第16話 開戦

そこは宇宙の片隅に存在する星フレムグリター。誕生してから絶える事なく大地が燃え続けているその星は、普通の人間であれば立ち入る事さえ不可能だった。奇しくも集結したのはリント、エデル、フロウとブラクを中心とした数名の白狼族と黒狼族だった。しかし、エデルの傍にはルナ、マールス、ジュアの姿もあった。あの未来は正確ではなかったのか。


リント達を待ち受けていたのは、ジャイルが集めた仲間達。人の姿をしている者、獣の姿をしている者、霧のように漂っている者、様々だった。そして、両者の戦いの火蓋は切って落とされた。数だけで言えば、ジャイル側が有利だった。しかし、守り人としての使命を果たし続けてきたリントを始め、彼らは果敢に挑んでいった。


その様子を見ていたジャイルとジェイドゥは動き始めた。先に攻撃を仕掛けたのはジェイドゥだった。ジェイドゥの一撃は大地を二つに分ける程だった。その為、エデルとリントはバラバラになり、リントの傍にはフロウとブラク、数人の白狼、黒狼の姿があった。エデルの傍には使役する三人の精霊の姿があった。


そしてジャイルはエデルの方へ、ジェイドゥはリントの方へと向かった。

ジェイドゥの底知れない強さを感じたリントは、少しだけ瞳が揺らいだ。そんなリントの様子など気にする事無く、ジェイドゥは攻撃を仕掛けてくる。フォローに入ろうとしたフロウとブラクはジャイルの仲間達によって困難を極めていた。リントの名前を叫び、何とか本来の力を発揮させようとしていた。

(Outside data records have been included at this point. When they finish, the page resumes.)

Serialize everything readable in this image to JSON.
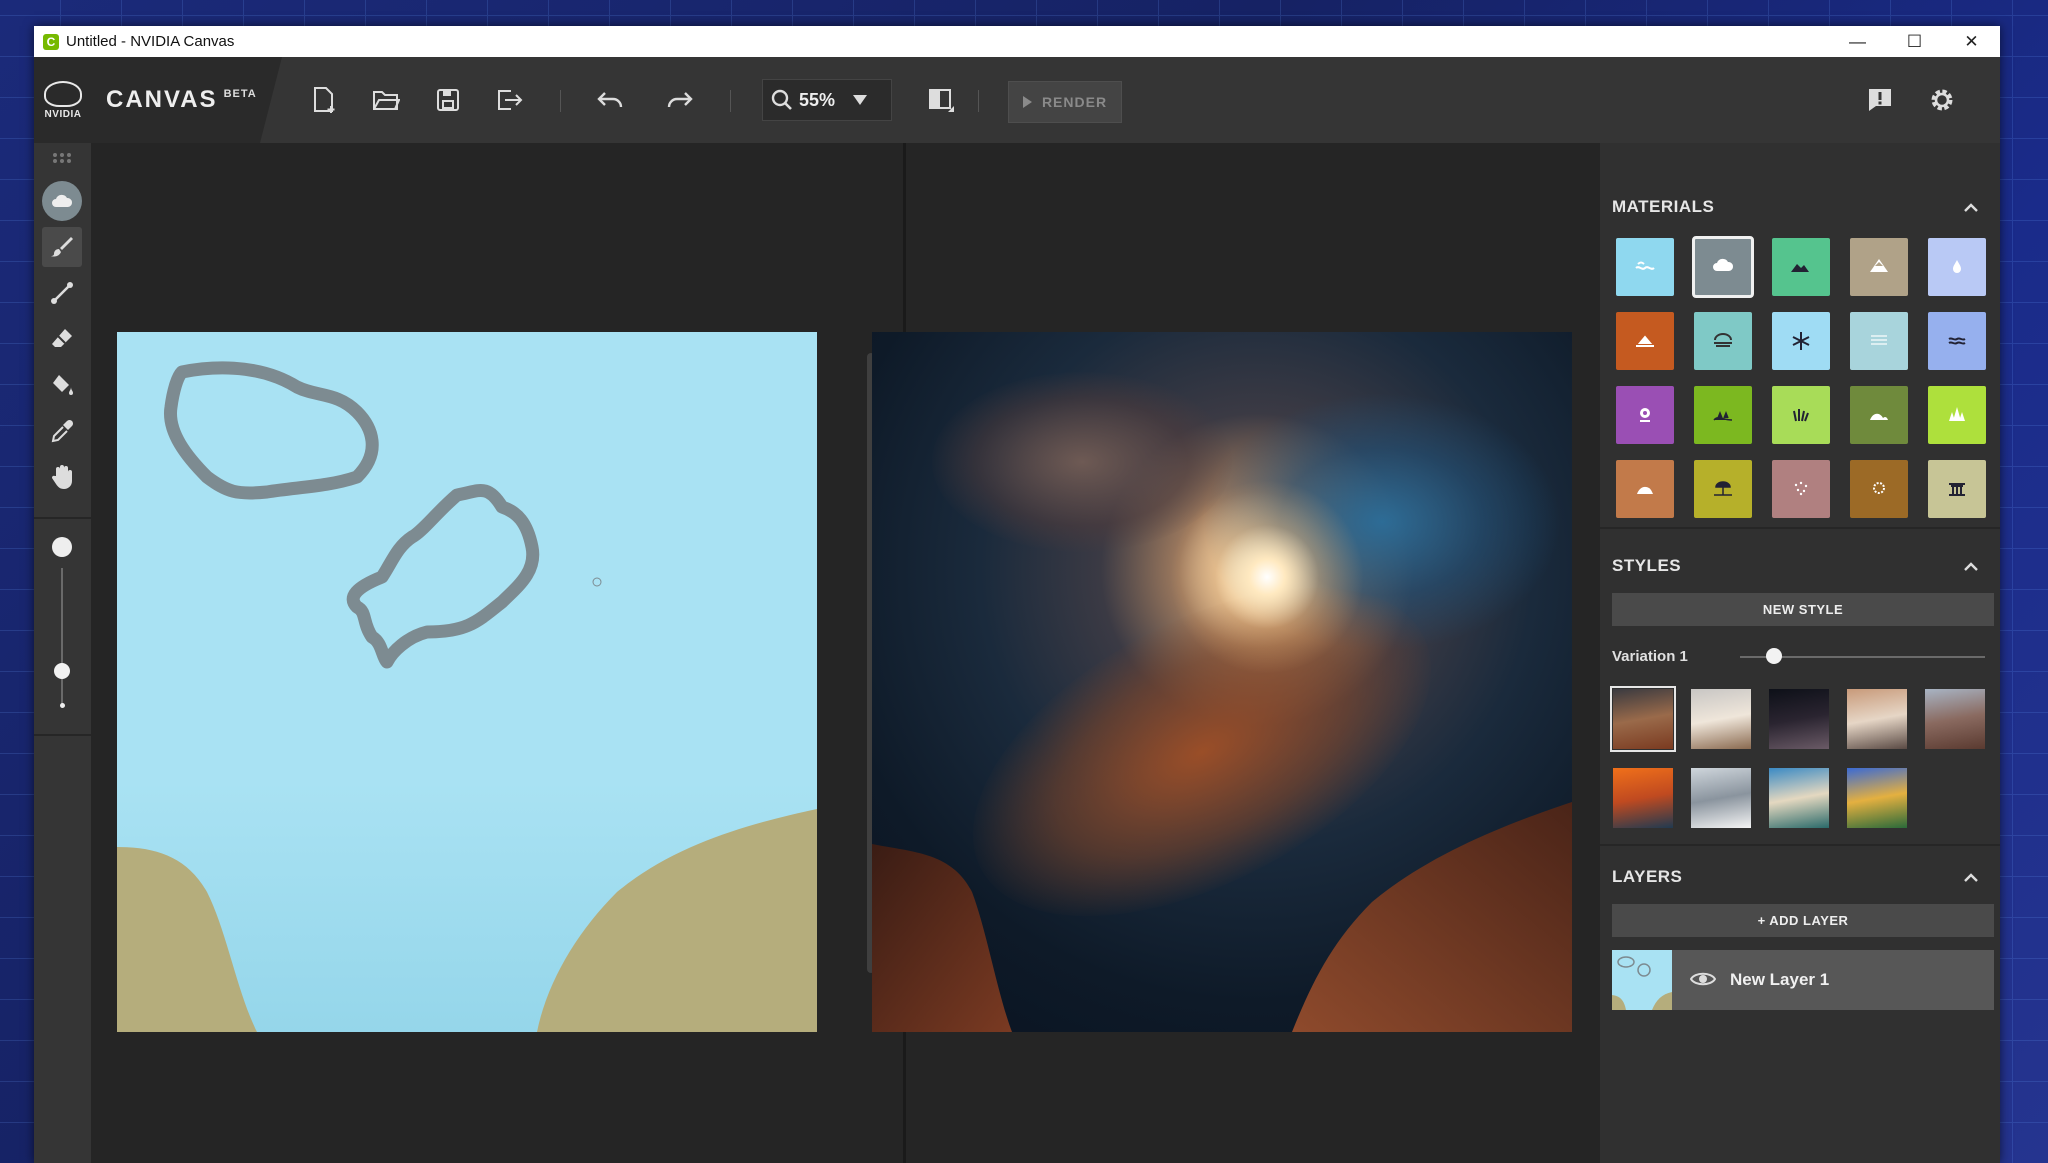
{
  "window": {
    "title": "Untitled - NVIDIA Canvas",
    "controls": [
      "—",
      "☐",
      "✕"
    ]
  },
  "toolbar": {
    "logo_text": "NVIDIA",
    "app_name": "CANVAS",
    "beta_label": "BETA",
    "zoom_value": "55%",
    "render_label": "RENDER",
    "icons": [
      "new-file-icon",
      "open-folder-icon",
      "save-icon",
      "export-icon",
      "undo-icon",
      "redo-icon",
      "search-icon",
      "chevron-down-icon",
      "swap-view-icon",
      "feedback-icon",
      "gear-icon"
    ]
  },
  "tools": [
    "grip-icon",
    "cloud-material-icon",
    "brush-icon",
    "line-icon",
    "eraser-icon",
    "fill-icon",
    "eyedropper-icon",
    "hand-icon"
  ],
  "brush_size": {
    "max_dot": "large",
    "min_dot": "small",
    "value": 0.25
  },
  "materials": {
    "title": "MATERIALS",
    "selected": 1,
    "items": [
      {
        "name": "sea",
        "color": "#8fd8ef"
      },
      {
        "name": "cloud",
        "color": "#7d8b91"
      },
      {
        "name": "mountain",
        "color": "#55c48e"
      },
      {
        "name": "rock",
        "color": "#b0a288"
      },
      {
        "name": "water",
        "color": "#b9c9f5"
      },
      {
        "name": "dirt",
        "color": "#c55a20"
      },
      {
        "name": "fog",
        "color": "#7fc9c6"
      },
      {
        "name": "snow",
        "color": "#9fdcf4"
      },
      {
        "name": "river",
        "color": "#a8d4dc"
      },
      {
        "name": "lake",
        "color": "#96b0ee"
      },
      {
        "name": "flower",
        "color": "#9a4fb4"
      },
      {
        "name": "grass",
        "color": "#7cb820"
      },
      {
        "name": "reeds",
        "color": "#a8dc58"
      },
      {
        "name": "hill",
        "color": "#6f8a3c"
      },
      {
        "name": "tree",
        "color": "#aee03c"
      },
      {
        "name": "sand",
        "color": "#c27a4a"
      },
      {
        "name": "beach",
        "color": "#b6b02a"
      },
      {
        "name": "gravel",
        "color": "#b08080"
      },
      {
        "name": "stone",
        "color": "#9c6a26"
      },
      {
        "name": "building",
        "color": "#c7c596"
      }
    ]
  },
  "styles": {
    "title": "STYLES",
    "new_style_label": "NEW STYLE",
    "variation_label": "Variation 1",
    "variation_value": 0.08,
    "thumbs": [
      {
        "name": "style-desert-rocks",
        "colors": [
          "#3a3a40",
          "#9a6a4a",
          "#7a3a20"
        ]
      },
      {
        "name": "style-cloudy-peaks",
        "colors": [
          "#c8c6c4",
          "#efe6da",
          "#8a6a50"
        ]
      },
      {
        "name": "style-arch-night",
        "colors": [
          "#0d1018",
          "#2a2430",
          "#6a5a66"
        ]
      },
      {
        "name": "style-sunset-fog",
        "colors": [
          "#c89a7a",
          "#e6d6c6",
          "#5a4a44"
        ]
      },
      {
        "name": "style-rocky-cliff",
        "colors": [
          "#a8b4c4",
          "#8a6a60",
          "#5a3a30"
        ]
      },
      {
        "name": "style-ocean-sunset",
        "colors": [
          "#f0701a",
          "#c04a20",
          "#203a50"
        ]
      },
      {
        "name": "style-snowy-mountain",
        "colors": [
          "#cfd6dc",
          "#8a949e",
          "#f4f4f4"
        ]
      },
      {
        "name": "style-tropical-coast",
        "colors": [
          "#3a8ac4",
          "#e4d8c0",
          "#2a6a6a"
        ]
      },
      {
        "name": "style-alpine-lake",
        "colors": [
          "#3a6ad4",
          "#e4b040",
          "#2a6a3a"
        ]
      }
    ]
  },
  "layers": {
    "title": "LAYERS",
    "add_label": "+ ADD LAYER",
    "items": [
      {
        "name": "New Layer 1",
        "visible": true
      }
    ]
  }
}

一方、リント達と別れてしまったエデル達の目の前にジャイルが姿を現した。

「エデルさん、お久しぶりですね」

ジャイルはいつもと変わらない口調でそう言った。

「お前、自分のした事がわかっているのか!」

エデルが怒りを顕にするが、ジャイルは淡々と答えていた。

「勿論です。これが私の長年の夢でしたからね」

近くにいたジュアも声を荒らげる。

「神に選ばれ、長い時を共に戦ってきた主を裏切るつもりか!」

ジャイルは大きな声で笑った。

「裏切る?もともと仲間だなんて思っていませんよ」

「何故、今なんだ」

エデルが問う。

「それは、ファーマさんが消滅しかけている今、という事ですか?」

まるでエデル達をからかっているかのようだった。

「ファーマさんの寿命が近い事は何となく察していましたからね。丁度良かったんですよ」

「お前の命だっていつまで続くかわからない。こんな事は無意味だとは思わないのか」

「意味は十分にありますよ」

自信に満ちた表情でジャイルはそう言うが、エデルはその言葉の意味が理解できなかった。

そしてその意味は、ジャイルの長年の夢と共に明らかになるのだった。